Im Advent im vergangenen Jahr habe er einmal kurzfristig einen Gottesdienst übernommen. „Eine Woche Zeit, das war für mich eine wahre Herausforderung“. Der 61-Jährige nimmt seine Rolle sehr ernst. Auch den Talar würde er nie grundlos tragen, denn er vertrete dann die Kirche. „Ich trete dann ein Stück zurück, auch von mir selbst.“
Bei seinen Predigten ein Headset aufzusetzen, das fand Berg zu Beginn etwas ulkig. „Ich wollte nicht aussehen wie Madonna“, sagt er und meint damit nicht die biblische Maria, sondern die US-amerikanische Sängerin. Mit der Zeit habe er sich jedoch an das Gerät gewöhnt. Überhaupt ist Berg ein reformierter Christ, hat als Arzt einen aufgeklärten Blick auf die Schöpfungsgeschichte, und er lebt mit einer katholischen Frau zusammen. Sie liest oder hört seine Predigten meistens als Erste und hat ihm auch den Rat gegeben, beim Predigen nicht so ernst zu gucken. „Stell dir vor, du kommst ins Patientenzimmer“, habe eine Freundin einmal zu ihm gesagt, als sie ihn für die Webseite der Arztpraxis fotografierte. Ein freundliches Gesicht für die Kinder.

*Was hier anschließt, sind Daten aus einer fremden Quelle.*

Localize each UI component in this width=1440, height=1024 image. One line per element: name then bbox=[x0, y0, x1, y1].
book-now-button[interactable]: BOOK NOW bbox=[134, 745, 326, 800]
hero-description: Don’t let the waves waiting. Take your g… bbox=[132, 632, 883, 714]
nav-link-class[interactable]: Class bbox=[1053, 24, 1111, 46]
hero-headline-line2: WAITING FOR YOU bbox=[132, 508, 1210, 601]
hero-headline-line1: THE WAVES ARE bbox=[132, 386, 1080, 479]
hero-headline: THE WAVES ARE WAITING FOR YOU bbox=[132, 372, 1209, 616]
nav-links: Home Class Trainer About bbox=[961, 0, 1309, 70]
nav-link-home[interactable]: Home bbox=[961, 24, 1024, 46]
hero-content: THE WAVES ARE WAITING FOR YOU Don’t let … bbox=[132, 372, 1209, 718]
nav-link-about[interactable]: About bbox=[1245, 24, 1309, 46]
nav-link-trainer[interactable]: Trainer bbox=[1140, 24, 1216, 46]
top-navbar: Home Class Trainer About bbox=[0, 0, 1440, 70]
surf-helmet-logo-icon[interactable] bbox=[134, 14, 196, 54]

Und wenn man es einmal ganz unprätentiös nimmt: ob Kirchgänger oder kleine Patienten – so sind beide auf der Suche nach etwas, ob es nun Heilung, Fürsorge oder Antworten sind. Somit hat sich für Eberhard Berg nicht viel verändert. Nur der Einstieg ist nun ein Vers oder Psalm aus der Bibel. Und nicht immer die Frage: Na, wo tut es denn weh?